In CHEPS, I got to work on simulation-based projects like system concepts for optimization and personalization of endoscopy, specialty access, and simulation core code. These projects helped me understand the crucial role operations research techniques play in one’s real life and how powerful they are. I learned how an integrated tool for simulating the scheduling and clinical operations is important to determine the effects of patient preferences, scheduling policies, waiting time, overtime, and idle time. I am super thrilled to be presenting the work at the IISE conference this year. With COVID-19 interrupting the day to day operations of the clinics, the telephone and video appointments that we studied in the specialty access project just made me realize how super practical the things I have been involved in while being at CHEPS are.
With the enriching experience of research in healthcare, now that I am starting my Ph.D. at Dartmouth College in Operations Research, I cannot imagine myself doing anything but research. My love for airports has finally been incorporated in my academic life as well, as the first project that I am undertaking as a Ph.D. student is about airlines’ passenger delay analysis. The central theme of my research is going to be the study of airline scheduling and passenger delay analysis and healthcare analysis. Thanks to Dr. Amy and CHEPS, I am not completely new to them, which provides me with a good launching pad to start with.
I cannot stop myself from mentioning how many good students/colleagues I met at CHEPS. Jake (we worked together for a year, one of the nicest and calmest footballers I ever met), Nick, Tarek, Jordan, Jacob, Carolyn, Samir, Vai, and Che-Yi were all super cool. I must specially mention Adam, for all the mentoring he did for me while I was preparing my Ph.D. applications; all his suggestions were very great. I look forward to calling him Dr. Adam soon and hope to keep getting advice from him in the future. The summer at CHEPS was very different due to COVID but, with all the lunch club activities, it was still delightful. I enjoyed taking on the journal club and presenting the paper I read every week to the audience that was super eager to learn.

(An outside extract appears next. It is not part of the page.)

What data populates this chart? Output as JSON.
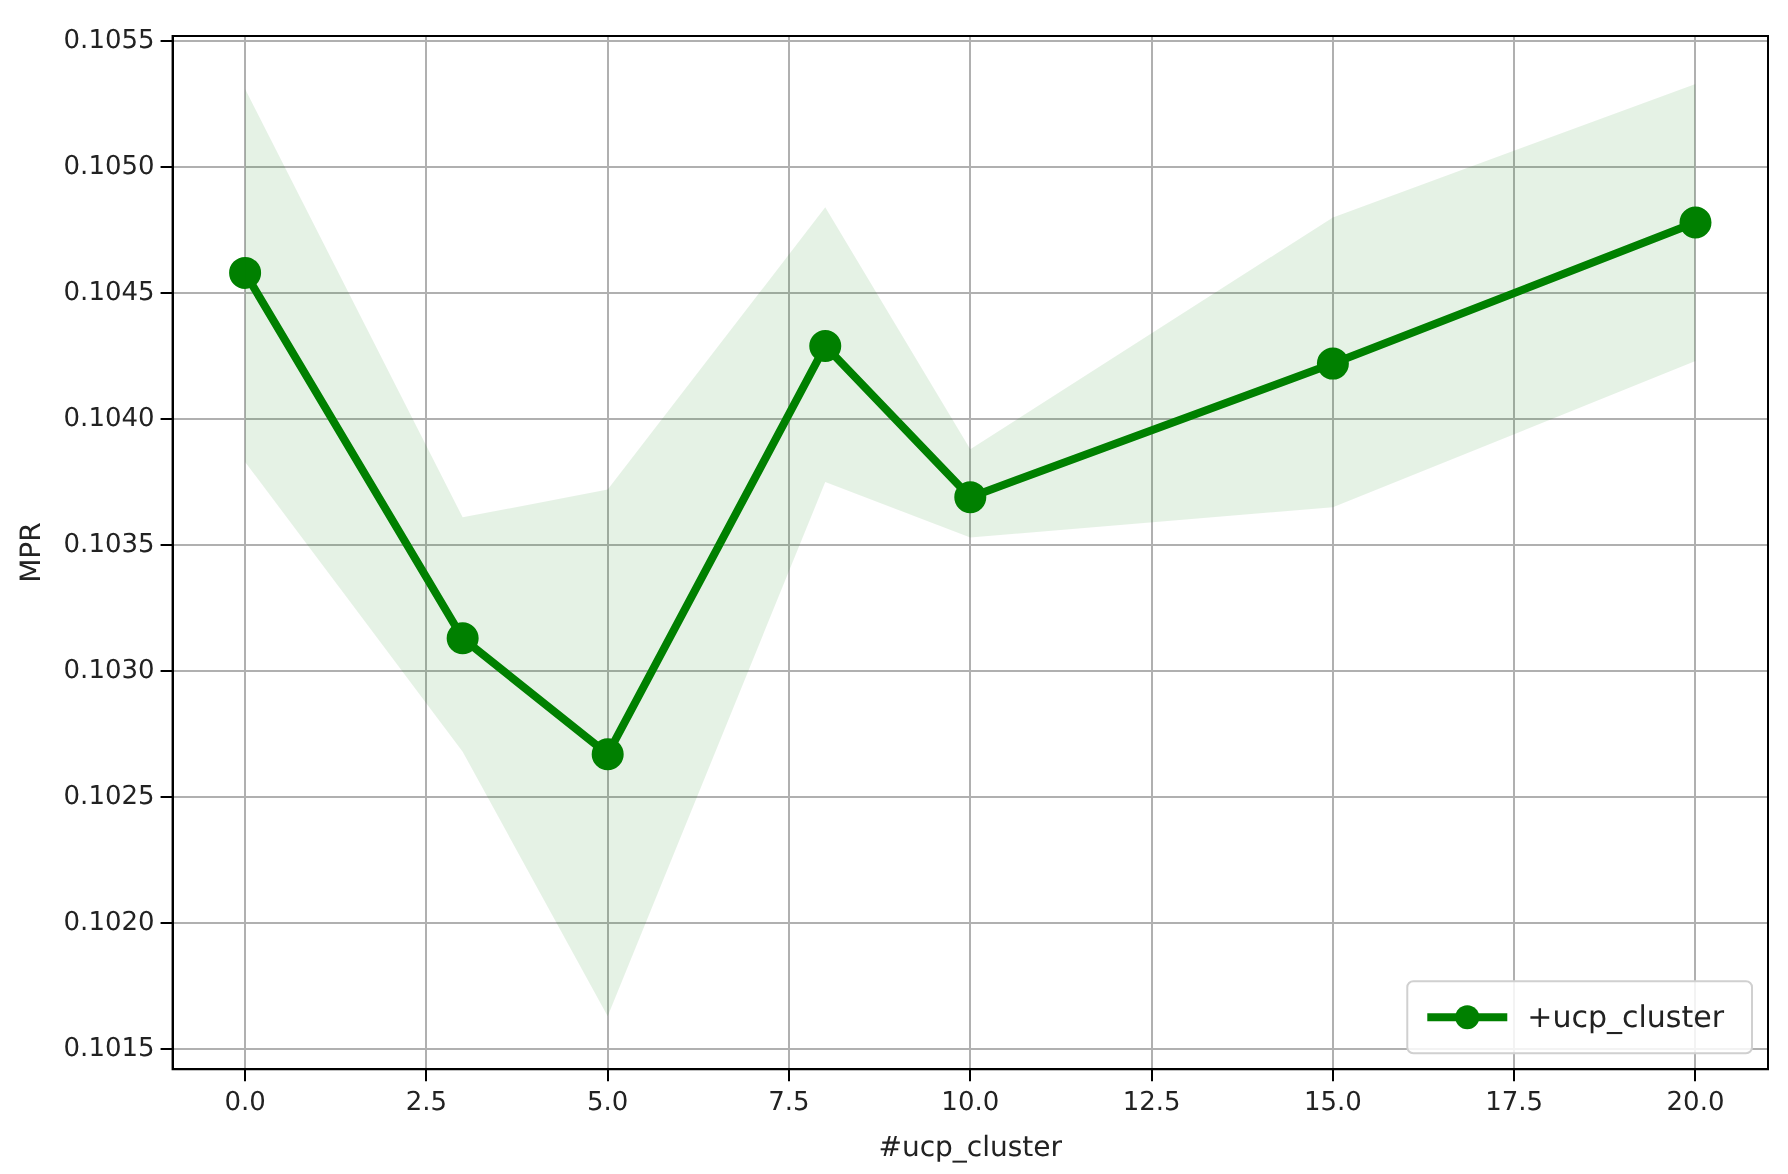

CHEPS is what a top-notch lab should be, not just in its work but with its welcoming environment. You can find many labs with great research work but believe me it is very hard to find a lab that is equally good in research and is welcoming as well. It helped me find a great lab here at Dartmouth as well (all thanks to Dr. Amy). If you are mentally struggling, stop at CHEPS, it will heal you. Talk to people, you will be encouraged. If you think you cannot do two things at once, many athletes at CHEPS do research along with sports regularly, you will get a new sense of encouragement from seeing them. CHEPS has laid a great foundation of research for me and it does the same for others as well. If you are at U of M, it is a place to visit.
Now that I am at Dartmouth, I am going to miss being a regular at CHEPS. I am going to miss brainstorming sessions with Dr. Amy and her words of wisdom as well as an extremely intelligent sense of humor. I will miss waking up to Liz’s email with a punch of cat memes. And everything else as well. But as we say, “you never really leave CHEPS.” I am looking forward to the wonderful in coming years.